I’ve only run one test so far (due to the fighting with the drivers crashing my machine). I used the standard CUDA nbody program’s benchmark mode. This is not the best CUDA benchmark but it’s still very interesting. There’s good discussion about using nbody as a benchmark (with caveats that it’s not tuned for a specific architecture, it is not indicative of all CUDA performance, etc.) But its performance is still very interesting.

I ran nbody with a variety of body counts, since the GPU performance has often peaked for certain worksizes (see that linked thread for discussion). I first compared with a K20c and then the 750Ti. (Both are in the same machine and running the same CUDA 6.0 compiled nbody executable.) These are all floating point throughputs in nbody’s teraflops, rounded to two figures.

Bodies       K20       750Ti

 16384       2300       830
 32768       2400       870
 65536       2300       890
131072       2500       890
262144       1900       890
524288       1800       880

The interesting trend to notice is that the Kepler K20c clearly has a “sweet spot” where the load seems to match the GPU’s configuation to deliver best throughput. The Maxwell 750Ti is much more robust and seems to handle itself over a diverse workload much more consistently.
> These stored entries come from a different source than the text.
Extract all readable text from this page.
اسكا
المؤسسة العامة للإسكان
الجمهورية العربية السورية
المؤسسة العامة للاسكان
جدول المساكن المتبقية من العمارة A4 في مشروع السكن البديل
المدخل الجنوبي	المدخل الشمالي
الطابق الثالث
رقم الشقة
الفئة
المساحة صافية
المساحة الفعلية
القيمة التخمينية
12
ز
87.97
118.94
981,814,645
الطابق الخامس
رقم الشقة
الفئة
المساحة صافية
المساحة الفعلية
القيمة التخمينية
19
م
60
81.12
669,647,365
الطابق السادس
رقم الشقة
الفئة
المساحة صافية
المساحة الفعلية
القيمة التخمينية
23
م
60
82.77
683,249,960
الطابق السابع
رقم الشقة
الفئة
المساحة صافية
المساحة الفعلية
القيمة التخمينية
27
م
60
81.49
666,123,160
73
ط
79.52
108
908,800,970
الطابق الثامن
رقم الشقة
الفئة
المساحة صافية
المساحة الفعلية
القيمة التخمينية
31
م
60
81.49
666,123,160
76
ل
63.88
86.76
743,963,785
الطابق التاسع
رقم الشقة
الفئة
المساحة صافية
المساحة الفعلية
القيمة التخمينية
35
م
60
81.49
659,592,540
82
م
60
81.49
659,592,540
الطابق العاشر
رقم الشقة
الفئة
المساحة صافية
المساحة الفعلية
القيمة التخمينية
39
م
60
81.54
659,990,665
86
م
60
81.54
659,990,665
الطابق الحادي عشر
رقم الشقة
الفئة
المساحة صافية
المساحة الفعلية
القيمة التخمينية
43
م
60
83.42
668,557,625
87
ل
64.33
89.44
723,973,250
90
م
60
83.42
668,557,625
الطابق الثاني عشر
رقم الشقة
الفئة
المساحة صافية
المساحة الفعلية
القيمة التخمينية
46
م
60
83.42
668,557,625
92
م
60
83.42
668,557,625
This might be a clue that Maxwell’s scheduling (at block and/or warp level) is working with fewer hiccups or stalls, though that’s still just speculation.

Wall power use was unfortunately meaningless since nbody uses CPU polling so the CPU draws a lot of power. The wall power increase over idle for the K20 was approximately 375 watts. The increase with the 750 Ti was 135 watts. These don’t tell us at all what the GPU power use is.

Though an interesting power clue is that the K20’s power use clearly was irregular over time; it would range plus or minus 100+ watts every second from its average while computing. The 750Ti has a steady power use with a variation of only ± 5 watts. Again speculating, is this an artifact of the K20 stalling on some parts of the workload, and the 750Ti working steadily? The power was measured on the largest workload of 524288 (which the K20 was clearly no longer working at peak throughput.)

I don’t have more data yet, mostly due to the fact that my own applications are hard to run with the new driver bug on that motherboard. I’ll try to report more later.

My tentative initial feeling is that Maxwell, even in this first generation, is a polished CUDA machine as long as you don’t need DP throughput.

What is the total size of all of your bodies? Do you see a drop-off once all the bodies don’t fit in the new huge L2 cache?

I’m guessing the K20 drops off earlier as things don’t fit in on-chip or L2 memories?